HURLER SYNDROME (MUCOPOLYSACCHARIDOSES [MPS1])
Metabolic disorder: Lysosomal Disorder
Genetics: IDUA 4p16.3
Inheritance: Autosomal recessive
MPSI is a spectrum from Hurler (severe) to Scheie syndromes (least severe)
If untreated, Hurler is fatal in 5-10y
Clinical features: ID, coarse facial features, corneal clouding, visceromegaly, short stature, joint contractures, dysostosis multiplex, leucocyte inclusions, mucopolysacchariduria
Investigations: Gene testing, enzyme assays, urine glucosaminoglycans
Management:
- BMT can help disease (if done before CNS symptoms) - usually <1yo
- Enzyme supplementation for non-CNS disease (skeletal penetrance is poor)
A jaundiced baby presents with feeding intolerance and is noted to have cataracts, sepsis and evidence of liver failure.
GALACTOSEMIA
Metabolic disorder: Carbohydrate Disorder
Genetics: GALT gene
Inheritance: Autosomal Recessive
Clinical Features: Vomiting/feeding intolerance, especially lactose-containing foods, cataracts, liver failure, jaundice starting unconjugated → conjugated, RTA, E coli sepsis, poor growth, expressive language delay, premature ovarian insufficiency
Investigations: ↑Total galactose+galatose-1-phosphate, ↑urine galactitol, gene testing, enzyme assays
Management: Galactose-free diet, monitor and support ID, growth delay and ovarian failure with treatment
Match the Vitamin Therapy with the Disorder
Biotin Methylmalonic acidemia
Pyridoxine Fatty acid oxidation defects
Thiamine Vitamin B6 dependency
Hydroxycobalamin Mitochondrial disease
Carnitine Proprionic acidemia
Riboflavin Organic acidemia
CoenzymeQ/B vitamins Maple Syrup Urine Disease
Biotin Proprionic acidemia
Pyridoxine Vitamin B6 dependency
Thiamine Maple Syrup Urine Disease
Hydroxycobalamin Methylmalonic acidemia
Carnitine Organic acidemia
Riboflavin Fatty acid oxidation defects
CoenzymeQ/B vitamins Mitochondrial disease
Teenager with burning pain and paresthesias of the feet and lower legs causing difficulty walking, often precipitated by fever or physical activity.

FABRY DISEASE
Metabolic disorder: Carbohydrate Disorder
Genetics: GLA gene
Inheritance: X-linked recessive
Clinical Features:
- Presents in late childhood/adolescence
- Recurrent episodes of burning pain/paresthesias to feet and lower legs so severe they are unable to walk, often precipitated by fever or physical activity.

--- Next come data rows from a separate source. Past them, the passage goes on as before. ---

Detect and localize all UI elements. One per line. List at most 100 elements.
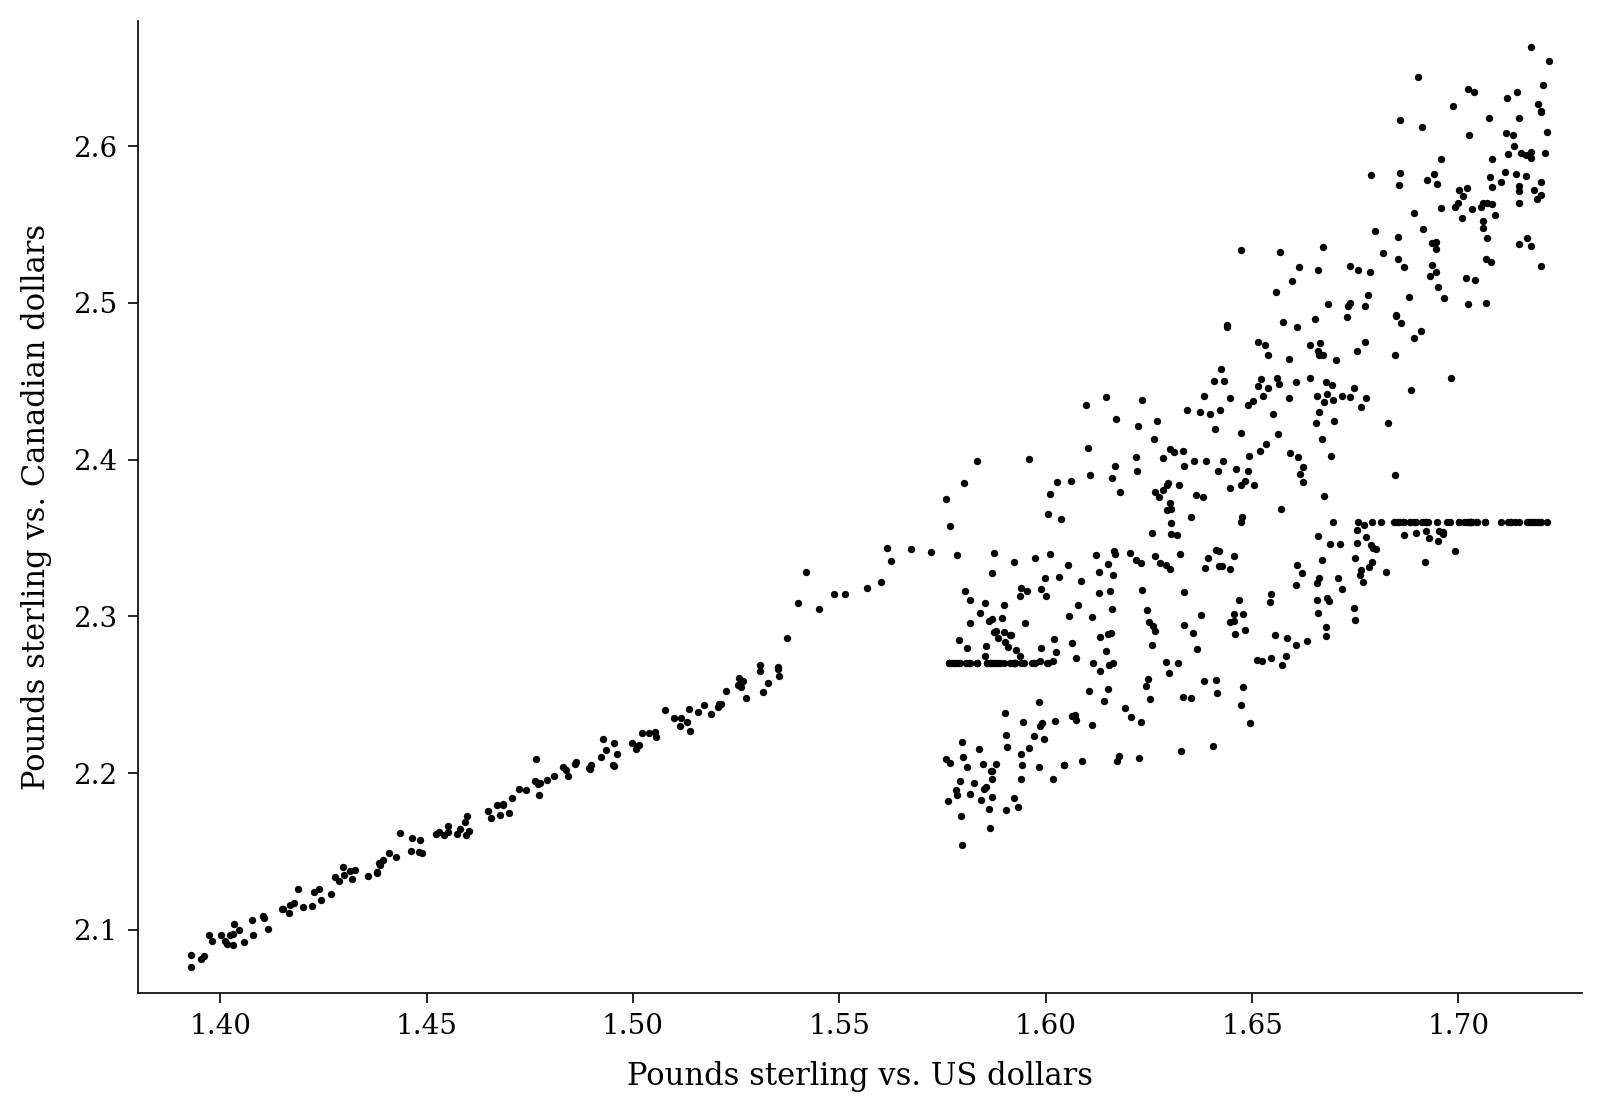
Point: [1494, 124, 1520, 141]
Point: [1345, 521, 1371, 539]
Point: [1040, 769, 1066, 787]
Point: [1112, 699, 1138, 717]
Point: [1260, 405, 1286, 423]
Point: [967, 740, 992, 758]
Point: [239, 910, 264, 928]
Point: [240, 926, 266, 944]
Point: [1217, 479, 1242, 496]
Point: [1524, 513, 1550, 531]
Point: [1258, 585, 1284, 603]
Point: [992, 705, 1018, 722]
Point: [1095, 554, 1120, 572]
Point: [1419, 256, 1444, 274]
Point: [500, 789, 526, 807]
Point: [226, 922, 252, 939]
Point: [1279, 273, 1305, 290]
Point: [1311, 486, 1337, 504]
Point: [643, 728, 668, 746]
Point: [1358, 166, 1383, 184]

- No sensory/motor deficits. Reflexes preserved.
- Autonomic involvement (arrhythmias, cutaneous mottling, GI persitaltic abnormalities, LVH, CAD, valvular infiltrative myopathy)
- Characteristic skin lesions that are in perineal, scrotum, buttocks or periumbilical zone as flat or raised red-black telangiectasias (angiokeratoma corporis diffusum)
- Cataracts
- Necrosis of femoral heads
Investigations: EMG - normal to mildly slow conduction velocities, ECG, echocardiogram, coronary artery assessment PRN, proteinuria present early in course, Calcifications in pulvinar of thalamus caused by cerebral hyperperfusion, zebra bodies on electron microscopy from skin or sural nerve biopsy, enzyme assays
Management:
- Supportive with enzyme replacement (agalsidase alfa, beta, migelestat)
- Monitor for hypertension and renal disease.